Nutzen Sie überhaupt eine Bibliothek? Wenn nicht, aus welchem Grund nicht?
Denken Sie, dass Angebote für ältere Menschen überhaupt notwendig sind?

Alle Antworten helfen mir weiter und ich danke schon einmal für die Hilfe.

Schöne Grüße

Kristin
Hallo Kristin,

bin selbst wissenschaftliche Bibliothekarin in einer pädagogischen Bibliothek und würde mir von einer allgemeinen Stadtbibliothek zum Thema Generation 50+ mehr medizinische Ratgeber (vor allem Alternativmedizin) für dieses Alter (Klimakterium, Prostataerkrankungen, nachlassende Libido + Stoffwechsel) wünschen sowie Ratgeber und Hinweise, wie man sich in der Pensionierung weiterhin sinnvoll beschäftigen kann.

In einer Bibliothek würde ich Lesungen veranstalten, Diskussionsrunden, kleinere Konzerte, um neue Künstler zu fördern. Ebenso würde ich einen Fixtermin pro Woche zum Vorlesen von Lieblingsgeschichten und -märchen von Älteren für Kleinkinder anbieten, da das Lesen in der jungen Generation bedingt durch die Zeitknappheit der Eltern und die Allmacht des Computers fast völlig verlorengeht.
Ein Beispiel dazu: ein türkischer Volksschüler brachte ein ausgeborgtes Buch mit nach Hause, das die Schüler im Auftrag der Lehrerin lesen sollten, um danach darüber zu reden. Helle Aufregung in der Familie: Er war der Erste in der Familie, der ein Buch hatte und darin sogar las!! Ich glaube, daß dieses Beispiel nicht nur Migranten betrifft.

Ein besonderes, persönliches Anliegen ist mir natürlich Frauenliteratur querfeldein von Anja Meulenbelt über Rosa Luxemburg bis zu Lucie Irigaray und Schwarzer & Co.
Die alte Stadtbibliothek in Wien hatte dafür einen eigenen "Frauenturm" aufgestellt, um den stets großes Gedränge herrschte.

Es ist wohl redundant zu erwähnen, daß Bibliotheken zu meinen Lieblingsplätzen gehören und ich sie dementsprechend nutze.

Ich hoffe, ich konnte etwas weiterhelfen und aus meiner tiefsten Bibliotheksseele Wünsche äußern, deren Umsetzung sich oft an geringen Budgetmitteln und kurzsichtigen Politikern stößt.

Viele Grüße Marion
Noch ein Vorschlag:

Meine Mutter war viele Jahre - vor ihrer Erblindung - schon stark sehbehindert.
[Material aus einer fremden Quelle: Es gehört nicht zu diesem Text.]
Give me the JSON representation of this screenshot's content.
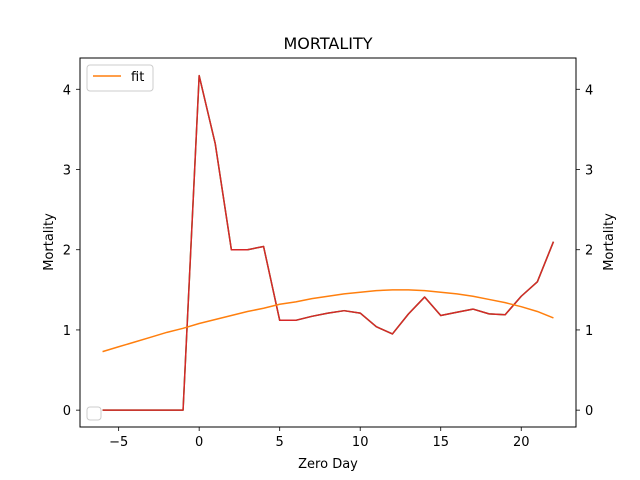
{
  "chart_data": {
    "type": "line",
    "title": "MORTALITY",
    "xlabel": "Zero Day",
    "ylabel_left": "Mortality",
    "ylabel_right": "Mortality",
    "xlim": [
      -7.4,
      23.4
    ],
    "ylim": [
      -0.21,
      4.39
    ],
    "x_ticks": [
      -5,
      0,
      5,
      10,
      15,
      20
    ],
    "x_tick_labels": [
      "−5",
      "0",
      "5",
      "10",
      "15",
      "20"
    ],
    "y_ticks": [
      0,
      1,
      2,
      3,
      4
    ],
    "y_tick_labels": [
      "0",
      "1",
      "2",
      "3",
      "4"
    ],
    "grid": false,
    "legend_placement": "upper-left",
    "series": [
      {
        "name": "",
        "color": "#2ca02c",
        "x": [
          -6,
          -5,
          -4,
          -3,
          -2,
          -1,
          0,
          1,
          2,
          3,
          4,
          5,
          6,
          7,
          8,
          9,
          10,
          11,
          12,
          13,
          14,
          15,
          16,
          17,
          18,
          19,
          20,
          21,
          22
        ],
        "values": [
          0,
          0,
          0,
          0,
          0,
          0,
          4.17,
          3.32,
          2.0,
          2.0,
          2.04,
          1.12,
          1.12,
          1.17,
          1.21,
          1.24,
          1.21,
          1.04,
          0.95,
          1.2,
          1.41,
          1.18,
          1.22,
          1.26,
          1.2,
          1.19,
          1.42,
          1.6,
          2.1
        ]
      },
      {
        "name": "",
        "color": "#d62728",
        "x": [
          -6,
          -5,
          -4,
          -3,
          -2,
          -1,
          0,
          1,
          2,
          3,
          4,
          5,
          6,
          7,
          8,
          9,
          10,
          11,
          12,
          13,
          14,
          15,
          16,
          17,
          18,
          19,
          20,
          21,
          22
        ],
        "values": [
          0,
          0,
          0,
          0,
          0,
          0,
          4.17,
          3.32,
          2.0,
          2.0,
          2.04,
          1.12,
          1.12,
          1.17,
          1.21,
          1.24,
          1.21,
          1.04,
          0.95,
          1.2,
          1.41,
          1.18,
          1.22,
          1.26,
          1.2,
          1.19,
          1.42,
          1.6,
          2.1
        ]
      },
      {
        "name": "fit",
        "color": "#ff7f0e",
        "x": [
          -6,
          -5,
          -4,
          -3,
          -2,
          -1,
          0,
          1,
          2,
          3,
          4,
          5,
          6,
          7,
          8,
          9,
          10,
          11,
          12,
          13,
          14,
          15,
          16,
          17,
          18,
          19,
          20,
          21,
          22
        ],
        "values": [
          0.73,
          0.79,
          0.85,
          0.91,
          0.97,
          1.02,
          1.08,
          1.13,
          1.18,
          1.23,
          1.27,
          1.32,
          1.35,
          1.39,
          1.42,
          1.45,
          1.47,
          1.49,
          1.5,
          1.5,
          1.49,
          1.47,
          1.45,
          1.42,
          1.38,
          1.34,
          1.29,
          1.23,
          1.15
        ]
      }
    ],
    "legend": {
      "entries": [
        {
          "label": "fit",
          "color": "#ff7f0e"
        }
      ]
    },
    "secondary_legend_box": {
      "placement": "lower-left"
    }
  }
}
Sie hatte aber immer Freude am Lesen. Deshalb war es für sie wie ein Geschenk, als ihr Bücher im Großdruck angeboten wurden. Leider war die Auswahl sehr begrenzt!
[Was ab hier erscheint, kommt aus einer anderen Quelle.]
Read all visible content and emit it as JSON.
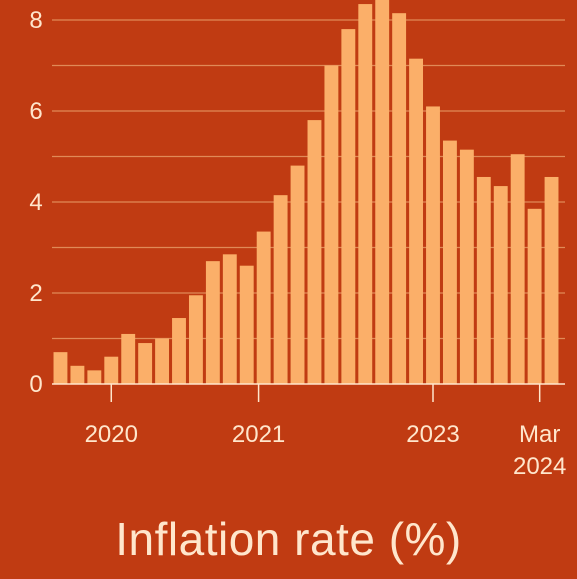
{
  "chart_data": {
    "type": "bar",
    "title": "Inflation rate (%)",
    "xlabel": "",
    "ylabel": "",
    "ylim": [
      0,
      8
    ],
    "yticks": [
      {
        "value": 0,
        "label": "0"
      },
      {
        "value": 2,
        "label": "2"
      },
      {
        "value": 4,
        "label": "4"
      },
      {
        "value": 6,
        "label": "6"
      },
      {
        "value": 8,
        "label": "8"
      }
    ],
    "xticks": [
      {
        "index": 3.5,
        "label": "2020"
      },
      {
        "index": 12.2,
        "label": "2021"
      },
      {
        "index": 22.5,
        "label": "2023"
      },
      {
        "index": 28.8,
        "label": "Mar\n2024"
      }
    ],
    "values": [
      0.7,
      0.4,
      0.3,
      0.6,
      1.1,
      0.9,
      1.0,
      1.45,
      1.95,
      2.7,
      2.85,
      2.6,
      3.35,
      4.15,
      4.8,
      5.8,
      7.0,
      7.8,
      8.35,
      8.95,
      8.15,
      7.15,
      6.1,
      5.35,
      5.15,
      4.55,
      4.35,
      5.05,
      3.85,
      4.55
    ],
    "colors": {
      "background": "#c03b12",
      "bar": "#fbaf69",
      "grid": "#e08a57",
      "text": "#ffe6cc"
    },
    "grid": true
  }
}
Nachdem sie blind war, hat sie mit viel freude Hörbücher ausgeliehen.

Vielleicht kann dies als Vorschlag aus der Praxis für die Praxis eine Tipp sein.

Viele Grüße

Hanna
hallo kristin ,
sicherlich ist die größe der schrift für viele älere menschen ein problem -dies als anregung .
wie schon gesagt ist ein ratgeber in vielerlei hinsicht immer gefragt.
liebe grüße hermi
@krissie

Mal abgesehen von der Schriftgröße, die sicher für ältere Menschen ein Problem sein kann, halte ich ein Angebot für die sog. ältere Generation für überflüssig.

Es gibt Menschen die viel lesen und welche, die wenig lesen. Die Geschmacksrichtung dabei dürfte so vielfältig sein wie das Angebot.

Ich bin über 50 und lese Tucholsky (Lieblingsschriftsteller) und Eco. Blättere gern mal in nem Petterson und zieh mir auch schon mal nen comic rein. Interessiere mich für Kirchengeschichte (Reizthema) und Reisebeschreibungen. Liebe Biografien und mehr.
Andere lesen anderes - also, wo willst Du da anfangen??

ginger
meiner Meinung nach, sollte auch alten Menschen jegliche Literatur zur Verfügung stehen, auch die gerade aus dem amerikanischen übersetzten.Bücher.
Die Welt ist so vielseitig und je mehr Informationen man bekommt, desto besser.
Wenn ich eine Bibliothek hätte, würde ich für alte Menschen Kurse zum Internet anbieten.
Von einem Übermaß an medizinischer Literatur rate ich persönlich ab.
Es gibt schon so viele Fernsehsendungen zu diesem Thema. Und je mehr man sich damit beschäftigt, desto kränker kann man werden. Es gibt Menschen, die sich nur noch mit sich selbst beschäftigen und ständig in sich hineinhorchen, bis ihnen dann irgendetwas spanisch vorkommt :oops: :oops:
:D
Liebe Krissi - wie schön, Du bist beruflich nur von Buchstaben umgeben.
Als neues Angebot zum Lesen für 50plus gibt es ja manche Möglichkeit.
Zum Beispiel - die Klassiker sind ja auch wieder im Kommen.
Oder die guten englischen Lady-crimes., Sachbücher über Kochen,
Malen, Basteln, only doing, Wellness, Gesundheit, Umwelt, Pflanzen,
Reisen, Computer, Musik, Schauspiel, Theater, Kunst.
Als Wegbegleiter für einen neuen Zeitabschnitt ist ein lesenswertes
Buch immer hilfreich. Freue mich, im Detail von Dir zu hören.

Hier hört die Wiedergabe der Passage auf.